As for the Suliban Cabal, they disrupted Enterprise’s first mission by kidnapping Klaang, which led to a strangely personal face-off between the captain and Silik, a genetically enhanced Suliban warrior who knows Archer a little too well and considers him a personal nemesis. Silik is involved in something called the “Temporal Cold War,” which came home to Enterprise when Archer learned that one of his own crewmen, a steward named Daniels, is actually an operative from the future fighting against the Cabal and the people they’re taking orders from. Everything came to a head when the Suliban made it appear as though Enterprise had destroyed a Paraagan colony, an event that nearly put an end to the ship’s mission. Archer was then somehow transported to the 31st century, altering the timeline. With Daniels’ help, Archer managed to return to his own time and present evidence that the Suliban were behind the Paraagan tragedy. Although the Vulcans wanted to recall Enterprise (considering the crew’s somewhat shaky first year), T’Pol made a convincing argument to allow them to continue, once again demonstrating her allegiance to Archer.
Perhaps Archer’s greatest challenge is his newest mission, which is set to take Enterprise into the vast unknown. After a mysterious race known as the Xindi attacked Earth, cutting a devastating swath from Florida to Venezuela, Archer and his crew were ordered home. Along the way, the captain was kidnapped by Silik, who brought him before the mysterious humanoid figure that controls the Suliban Cabal. The figure gave Archer information about the attack, telling him that the Xindi had received information that Earth would one day destroy their homeworld. According to the mysterious figure, they are currently at work on a much larger weapon. Armed with this information, Archer asks Starfleet for a new mission: Enterprise must venture to the perilous Delphic Expanse, where the Xindi are located.

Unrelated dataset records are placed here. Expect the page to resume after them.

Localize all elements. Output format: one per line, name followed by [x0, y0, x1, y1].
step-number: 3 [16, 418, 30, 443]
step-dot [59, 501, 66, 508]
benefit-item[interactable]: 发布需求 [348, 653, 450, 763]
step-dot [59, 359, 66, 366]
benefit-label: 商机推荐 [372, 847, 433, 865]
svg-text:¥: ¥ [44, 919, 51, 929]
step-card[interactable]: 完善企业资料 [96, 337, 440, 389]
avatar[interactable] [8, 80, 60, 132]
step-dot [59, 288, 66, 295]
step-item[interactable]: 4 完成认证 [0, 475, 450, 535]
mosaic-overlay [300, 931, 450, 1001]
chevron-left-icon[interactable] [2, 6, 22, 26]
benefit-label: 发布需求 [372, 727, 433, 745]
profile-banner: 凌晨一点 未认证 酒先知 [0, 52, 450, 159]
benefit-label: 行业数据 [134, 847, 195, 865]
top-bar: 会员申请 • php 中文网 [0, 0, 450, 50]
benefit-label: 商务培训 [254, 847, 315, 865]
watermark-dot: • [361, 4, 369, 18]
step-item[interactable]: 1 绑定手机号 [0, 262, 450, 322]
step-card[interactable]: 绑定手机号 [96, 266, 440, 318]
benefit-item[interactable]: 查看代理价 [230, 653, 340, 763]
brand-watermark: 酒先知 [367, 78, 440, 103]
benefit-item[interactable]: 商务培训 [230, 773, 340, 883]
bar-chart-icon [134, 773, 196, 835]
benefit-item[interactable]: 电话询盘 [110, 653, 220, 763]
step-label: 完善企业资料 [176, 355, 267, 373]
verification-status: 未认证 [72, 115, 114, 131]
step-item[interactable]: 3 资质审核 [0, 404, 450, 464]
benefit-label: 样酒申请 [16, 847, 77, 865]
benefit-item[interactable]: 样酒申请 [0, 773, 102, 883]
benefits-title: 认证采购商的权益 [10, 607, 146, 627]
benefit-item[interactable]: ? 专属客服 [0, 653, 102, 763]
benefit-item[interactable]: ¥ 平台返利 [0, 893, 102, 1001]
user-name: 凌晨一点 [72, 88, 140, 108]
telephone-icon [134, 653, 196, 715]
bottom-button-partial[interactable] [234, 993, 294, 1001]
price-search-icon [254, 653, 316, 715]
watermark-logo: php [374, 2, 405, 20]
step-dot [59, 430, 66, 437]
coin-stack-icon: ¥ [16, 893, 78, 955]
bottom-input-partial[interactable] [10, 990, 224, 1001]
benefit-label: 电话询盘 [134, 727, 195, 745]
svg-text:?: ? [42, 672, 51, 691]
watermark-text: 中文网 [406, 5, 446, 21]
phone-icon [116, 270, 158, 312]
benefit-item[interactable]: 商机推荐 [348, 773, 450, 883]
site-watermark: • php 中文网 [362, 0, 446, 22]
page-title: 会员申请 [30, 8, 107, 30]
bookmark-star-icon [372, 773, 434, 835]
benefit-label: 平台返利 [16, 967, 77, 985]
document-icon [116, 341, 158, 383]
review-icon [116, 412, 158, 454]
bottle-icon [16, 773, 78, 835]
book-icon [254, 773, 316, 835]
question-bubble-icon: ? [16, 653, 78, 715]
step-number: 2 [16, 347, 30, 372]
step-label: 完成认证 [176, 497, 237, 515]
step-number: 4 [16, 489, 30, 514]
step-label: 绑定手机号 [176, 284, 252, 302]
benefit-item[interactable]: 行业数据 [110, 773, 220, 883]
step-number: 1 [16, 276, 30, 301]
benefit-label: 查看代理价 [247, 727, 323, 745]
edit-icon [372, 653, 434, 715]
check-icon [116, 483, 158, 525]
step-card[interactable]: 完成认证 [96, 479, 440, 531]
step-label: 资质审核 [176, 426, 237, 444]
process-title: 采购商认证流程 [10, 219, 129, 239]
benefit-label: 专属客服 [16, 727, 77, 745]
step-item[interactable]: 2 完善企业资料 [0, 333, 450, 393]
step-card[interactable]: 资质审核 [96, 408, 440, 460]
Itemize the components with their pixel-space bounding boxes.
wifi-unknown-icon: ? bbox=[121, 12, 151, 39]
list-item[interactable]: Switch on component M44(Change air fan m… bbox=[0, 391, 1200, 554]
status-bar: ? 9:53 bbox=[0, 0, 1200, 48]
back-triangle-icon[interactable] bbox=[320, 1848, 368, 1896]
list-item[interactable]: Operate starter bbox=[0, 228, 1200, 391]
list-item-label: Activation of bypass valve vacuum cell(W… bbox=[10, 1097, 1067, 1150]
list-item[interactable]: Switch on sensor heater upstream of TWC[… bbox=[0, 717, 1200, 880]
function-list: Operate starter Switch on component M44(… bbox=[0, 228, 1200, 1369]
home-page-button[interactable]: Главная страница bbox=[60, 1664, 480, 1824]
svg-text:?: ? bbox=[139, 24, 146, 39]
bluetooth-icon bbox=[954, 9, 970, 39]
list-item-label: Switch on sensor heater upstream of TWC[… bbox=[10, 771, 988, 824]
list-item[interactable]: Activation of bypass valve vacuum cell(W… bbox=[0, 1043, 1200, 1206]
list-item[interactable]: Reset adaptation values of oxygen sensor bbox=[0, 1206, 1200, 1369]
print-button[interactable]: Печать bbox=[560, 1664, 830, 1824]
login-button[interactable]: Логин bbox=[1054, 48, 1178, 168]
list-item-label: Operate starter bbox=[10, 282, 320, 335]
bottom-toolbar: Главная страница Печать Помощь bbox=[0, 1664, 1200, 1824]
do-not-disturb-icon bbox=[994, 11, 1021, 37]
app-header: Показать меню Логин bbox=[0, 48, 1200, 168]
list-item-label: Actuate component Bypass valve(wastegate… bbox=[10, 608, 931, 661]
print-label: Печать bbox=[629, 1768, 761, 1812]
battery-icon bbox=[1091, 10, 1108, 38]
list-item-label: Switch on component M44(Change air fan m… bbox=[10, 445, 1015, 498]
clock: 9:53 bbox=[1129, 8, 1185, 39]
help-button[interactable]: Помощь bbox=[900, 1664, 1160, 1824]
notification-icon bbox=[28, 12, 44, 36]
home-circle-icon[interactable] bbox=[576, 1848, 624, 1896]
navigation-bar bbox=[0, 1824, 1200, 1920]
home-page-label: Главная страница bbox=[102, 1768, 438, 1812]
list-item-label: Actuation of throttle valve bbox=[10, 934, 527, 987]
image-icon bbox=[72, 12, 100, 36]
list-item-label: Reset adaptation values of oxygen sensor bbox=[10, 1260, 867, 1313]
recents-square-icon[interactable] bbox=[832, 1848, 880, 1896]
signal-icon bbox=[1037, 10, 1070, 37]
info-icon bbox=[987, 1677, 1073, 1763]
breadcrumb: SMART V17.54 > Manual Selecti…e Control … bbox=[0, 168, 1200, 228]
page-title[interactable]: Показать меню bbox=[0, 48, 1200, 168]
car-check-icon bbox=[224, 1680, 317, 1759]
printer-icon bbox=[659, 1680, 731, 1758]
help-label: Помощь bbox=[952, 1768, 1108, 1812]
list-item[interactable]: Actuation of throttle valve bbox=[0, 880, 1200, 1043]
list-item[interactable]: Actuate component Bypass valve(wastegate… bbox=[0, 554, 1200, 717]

As Archer prepares to face this dangerous new foe, he can at least take comfort in his crew, which has proved to be one of the most loyal in the galaxy. Archer is clearly becoming the prototype for every Starfleet captain to come, perhaps for centuries. As he goes boldly into the unknown, making history with every light-year, Jonathan will never forget what his father used to tell him while they were flying model spaceships on the beach: “You can’t be afraid of the wind. Learn to trust it.”